At the end of the trading session, the net value pulled out by the foreign investors was Rs 366.6 Cr while the net value withdrawn by the domestic investors was Rs 154.2 Cr. The pull out by the Foreign Institutional Investor (FII) for the month of February is almost Rs. 12,500 cr.
Among the global markets, Shanghai Composite closed positive while Hang Seng and Nikkei closed green, at the time of writing this piece FTSE 100 was trading green and DAX was trading red.

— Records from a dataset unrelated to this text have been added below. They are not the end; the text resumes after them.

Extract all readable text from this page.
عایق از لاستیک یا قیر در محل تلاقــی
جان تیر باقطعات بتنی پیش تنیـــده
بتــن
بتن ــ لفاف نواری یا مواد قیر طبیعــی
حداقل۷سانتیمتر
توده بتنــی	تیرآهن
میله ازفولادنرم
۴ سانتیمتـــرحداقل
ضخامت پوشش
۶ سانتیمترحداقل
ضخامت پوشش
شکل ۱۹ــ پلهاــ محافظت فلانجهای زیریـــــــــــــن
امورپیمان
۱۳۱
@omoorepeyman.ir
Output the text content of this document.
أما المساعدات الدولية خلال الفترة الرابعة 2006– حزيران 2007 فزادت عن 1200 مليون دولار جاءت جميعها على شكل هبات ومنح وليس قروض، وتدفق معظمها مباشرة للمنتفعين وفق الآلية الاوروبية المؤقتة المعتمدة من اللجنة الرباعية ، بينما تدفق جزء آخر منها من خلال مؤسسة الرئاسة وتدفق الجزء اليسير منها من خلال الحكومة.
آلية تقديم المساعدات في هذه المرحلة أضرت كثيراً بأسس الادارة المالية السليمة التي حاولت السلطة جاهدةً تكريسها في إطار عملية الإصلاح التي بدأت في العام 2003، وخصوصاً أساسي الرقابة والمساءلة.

Meanwhile, among in the precious metal section, gold gained 0.17% to close at Rs 30,499. At the end of the day, the yield on 10-year benchmark Government securities was 7.7762 and crude oil prices gained 0.20% to end at Rs. 4,003.
“After witnessing better than expected GDP data for Q3FY18, domestically, the focus of the markets in immediate near term will be on passage of Budget in parliament session, GST council meeting and implementation of e-way bill as well as advance tax collection figures by mid-March”, said Teena Virmani, Vice President – Research at Kotak Securities Ltd. The data released by the Central Statistics Office (CSO) show 7.2% of growth in Q3 (Oct-Dec). This makes India the fastest growing economy in the World overtaking China. The GDP growth estimate for 2017-18 has been revised upwards to 6.6% from 6.5% in January 2018.